The plaintiff’s medical expert testified by videotaped deposition at trial that when the second radiologist reviewed the plaintiff’s 2009 MRIs, her cancer would have been classified as Stage 1A and, at that time, the plaintiff would have had an approximately 73% probability of five-year survival, and the tumor could have been fully resected. The plaintiff’s medical expert further testified that in 2010, when the first radiologist reviewed the plaintiff’s first chest x-ray, the plaintiff’s cancer would have been classified as Stage IB and, at that time, the plaintiff would have had an approximately 58% probability of five-year survival, and that the treatment likely would have been surgical resection, although chemotherapy may have also been an option.
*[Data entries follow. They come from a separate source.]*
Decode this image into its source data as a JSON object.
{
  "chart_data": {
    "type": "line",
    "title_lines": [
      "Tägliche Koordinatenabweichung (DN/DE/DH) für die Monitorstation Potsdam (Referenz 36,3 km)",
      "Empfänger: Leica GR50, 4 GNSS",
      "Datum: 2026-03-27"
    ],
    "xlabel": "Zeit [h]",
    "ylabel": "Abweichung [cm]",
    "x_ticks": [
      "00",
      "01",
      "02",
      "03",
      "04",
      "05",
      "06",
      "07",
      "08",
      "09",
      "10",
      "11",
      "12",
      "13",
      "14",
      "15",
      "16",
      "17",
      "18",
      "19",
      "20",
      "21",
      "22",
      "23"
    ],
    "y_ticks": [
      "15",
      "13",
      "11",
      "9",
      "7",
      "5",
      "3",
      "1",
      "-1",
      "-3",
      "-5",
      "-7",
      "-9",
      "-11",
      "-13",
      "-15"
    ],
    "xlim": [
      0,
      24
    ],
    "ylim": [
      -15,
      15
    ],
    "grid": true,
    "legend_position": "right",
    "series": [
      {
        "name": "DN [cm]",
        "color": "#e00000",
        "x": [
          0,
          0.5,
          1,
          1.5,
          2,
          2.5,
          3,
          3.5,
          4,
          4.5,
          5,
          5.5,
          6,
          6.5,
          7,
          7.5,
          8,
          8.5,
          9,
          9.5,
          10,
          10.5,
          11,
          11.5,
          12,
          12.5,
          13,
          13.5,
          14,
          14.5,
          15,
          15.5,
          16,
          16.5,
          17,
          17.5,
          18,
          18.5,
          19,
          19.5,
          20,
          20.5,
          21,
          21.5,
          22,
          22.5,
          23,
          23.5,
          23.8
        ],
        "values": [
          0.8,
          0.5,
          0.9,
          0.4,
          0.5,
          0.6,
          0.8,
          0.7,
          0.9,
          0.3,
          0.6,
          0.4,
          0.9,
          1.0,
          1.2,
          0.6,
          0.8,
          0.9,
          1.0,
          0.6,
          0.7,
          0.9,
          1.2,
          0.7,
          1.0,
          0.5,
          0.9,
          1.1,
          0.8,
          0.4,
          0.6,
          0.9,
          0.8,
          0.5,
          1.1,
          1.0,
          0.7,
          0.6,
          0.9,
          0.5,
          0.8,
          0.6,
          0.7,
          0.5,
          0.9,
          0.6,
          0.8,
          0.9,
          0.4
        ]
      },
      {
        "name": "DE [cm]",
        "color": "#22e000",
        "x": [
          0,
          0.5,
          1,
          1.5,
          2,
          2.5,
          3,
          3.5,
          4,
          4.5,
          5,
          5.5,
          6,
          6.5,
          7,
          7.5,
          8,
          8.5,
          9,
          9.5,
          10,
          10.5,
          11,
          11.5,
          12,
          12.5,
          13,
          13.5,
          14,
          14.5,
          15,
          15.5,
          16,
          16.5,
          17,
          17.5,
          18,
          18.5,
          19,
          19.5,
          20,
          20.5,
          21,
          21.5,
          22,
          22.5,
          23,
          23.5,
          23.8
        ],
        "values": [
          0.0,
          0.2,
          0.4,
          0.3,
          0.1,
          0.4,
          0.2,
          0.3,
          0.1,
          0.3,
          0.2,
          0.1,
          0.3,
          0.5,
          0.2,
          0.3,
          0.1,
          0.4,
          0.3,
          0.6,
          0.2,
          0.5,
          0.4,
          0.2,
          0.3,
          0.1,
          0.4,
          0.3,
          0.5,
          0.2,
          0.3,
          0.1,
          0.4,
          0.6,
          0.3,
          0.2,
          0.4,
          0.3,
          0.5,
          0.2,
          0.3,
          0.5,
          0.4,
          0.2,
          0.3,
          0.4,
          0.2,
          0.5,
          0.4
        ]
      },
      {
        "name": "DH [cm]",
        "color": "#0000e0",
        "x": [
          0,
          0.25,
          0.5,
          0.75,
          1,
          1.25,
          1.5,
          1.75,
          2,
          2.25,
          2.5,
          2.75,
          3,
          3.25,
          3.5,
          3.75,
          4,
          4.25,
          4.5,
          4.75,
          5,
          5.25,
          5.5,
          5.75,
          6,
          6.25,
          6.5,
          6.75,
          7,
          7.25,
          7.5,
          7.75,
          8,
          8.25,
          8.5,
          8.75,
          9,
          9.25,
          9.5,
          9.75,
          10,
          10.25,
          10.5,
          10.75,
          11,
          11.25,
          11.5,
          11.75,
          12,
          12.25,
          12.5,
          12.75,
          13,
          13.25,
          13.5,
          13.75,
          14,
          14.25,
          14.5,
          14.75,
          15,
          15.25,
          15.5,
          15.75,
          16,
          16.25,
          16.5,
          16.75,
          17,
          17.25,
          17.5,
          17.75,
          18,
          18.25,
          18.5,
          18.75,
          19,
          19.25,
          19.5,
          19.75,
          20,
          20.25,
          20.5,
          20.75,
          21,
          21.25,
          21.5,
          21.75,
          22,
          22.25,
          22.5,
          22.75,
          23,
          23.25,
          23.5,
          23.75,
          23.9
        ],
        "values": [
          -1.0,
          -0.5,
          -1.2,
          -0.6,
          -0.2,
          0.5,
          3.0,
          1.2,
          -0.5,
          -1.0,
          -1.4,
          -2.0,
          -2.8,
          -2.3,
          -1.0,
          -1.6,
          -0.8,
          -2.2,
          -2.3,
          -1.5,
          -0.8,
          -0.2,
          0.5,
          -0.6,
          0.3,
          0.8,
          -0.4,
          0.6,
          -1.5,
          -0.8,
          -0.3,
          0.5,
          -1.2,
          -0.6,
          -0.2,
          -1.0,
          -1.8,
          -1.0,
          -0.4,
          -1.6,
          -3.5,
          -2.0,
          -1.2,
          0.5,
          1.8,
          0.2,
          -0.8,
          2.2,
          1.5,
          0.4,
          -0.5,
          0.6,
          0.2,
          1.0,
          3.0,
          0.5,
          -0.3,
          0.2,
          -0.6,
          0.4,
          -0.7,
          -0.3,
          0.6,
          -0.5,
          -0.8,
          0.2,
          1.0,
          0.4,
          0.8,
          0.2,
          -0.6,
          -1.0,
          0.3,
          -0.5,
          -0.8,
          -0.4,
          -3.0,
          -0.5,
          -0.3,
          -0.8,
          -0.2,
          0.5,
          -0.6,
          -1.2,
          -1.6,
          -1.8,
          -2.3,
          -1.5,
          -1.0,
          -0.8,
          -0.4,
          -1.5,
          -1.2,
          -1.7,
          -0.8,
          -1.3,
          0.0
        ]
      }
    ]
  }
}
The Appellate Court held that the evidence, viewed in the light most favorable to the plaintiff as the verdict winner, established that the second radiologist’s conduct deviated from the standard of care and increased the plaintiff’s risk of harm, noting that the Pennsylvania medical malpractice jury’s equal allocation of liability between the first and second radiologists necessarily indicates that the first radiologist’s negligence did not divest the second radiologist of liability.
The Appellate Court held that it did not discern an abuse of discretion or error of law by the trial court in denying the second radiologist’s request for judgment notwithstanding the verdict on this issue, and therefore the Appellate Court would not disturb the result. The Appellate Court rejected the appellant’s remaining contentions of error.
Source Palar v. Wohlwend, No. 530 WDA 2016.